Examples of SCADA information tracked include net production and
utilization, net downtime and rejects, SPC performance, and
summarized performance statistics by machine, module, line or
area.
SFC: Shop Floor Control System.
SFC is a shop floor-level system designed to capture labor, time and
material usage data at every step of the production process.
Components of an SFC system include receiving, shipping and inventory
transactions, time and attendance productivity measurement tools, and
labor allocation by department/operation/order/employee, work order
and work-in-process information. It also includes quality control
measurements such as process and material yields per operation, and
problem identification by cause, part number, work order or customer.
An SFC system provides production supervisors with real-time shop floor information and shares this data with MES and MRPII/ERP systems. This allows supervisors to monitor progress against a manufacturing schedule and gives production planners early notice if delays are anticipated. An SFC system facilitates direct labor and material job costing on a per-operation basis, captures scrap and rework data at the workstation level, and enhances customer service by knowing the status of every job.

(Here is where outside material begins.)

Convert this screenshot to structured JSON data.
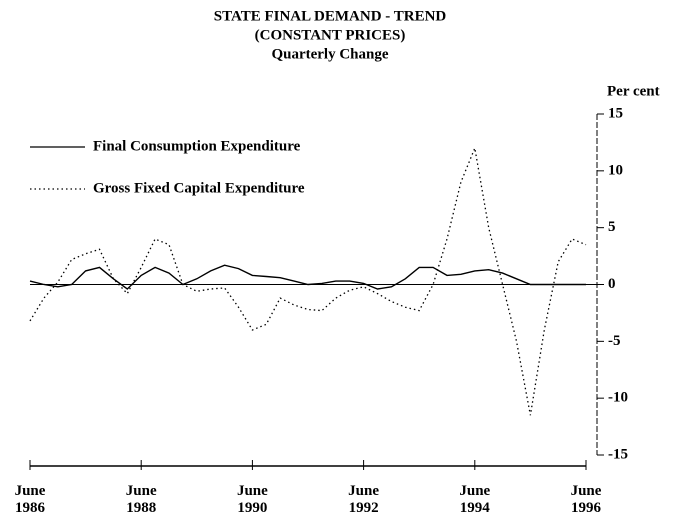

SFC information is gathered through a variety of input devices,
including smart cards (such as employee badges with magnetic strips
or transponders) and RF (Radio Frequency) scanners, which share data
with the SFC system by radio instead of network cabling.
EIS: Executive Information System.
EIS is designed to be a tool which collects data from multiple
information systems across an organization, assembles them in a
common format, and presents summarized data to the user. The targeted
users of EIS are executives and operations management who will use
the data to assess strategic and operational performance against
short- and long-term corporate goals. An EIS allows management to
provide feedback to area leaders on a broad variety of subjects.
The scope of EIS information includes actual and projected sales,
manufacturing performance against scheduling, process utilization,
quality and raw materials, and finished goods inventory levels. The
EIS scope also includes reject levels by area, process, product,
shipping performance against schedule, and a wide variety of other
options configurable by the system vendor or organization's MIS
department.
With appropriate vision, strategy and implementation, you can
build agility and responsiveness into your manufacturing organization
to survive in the event density and data landslides that will
characterize 21st century business. You'd better start planning and
evaluating your systems and strategies now.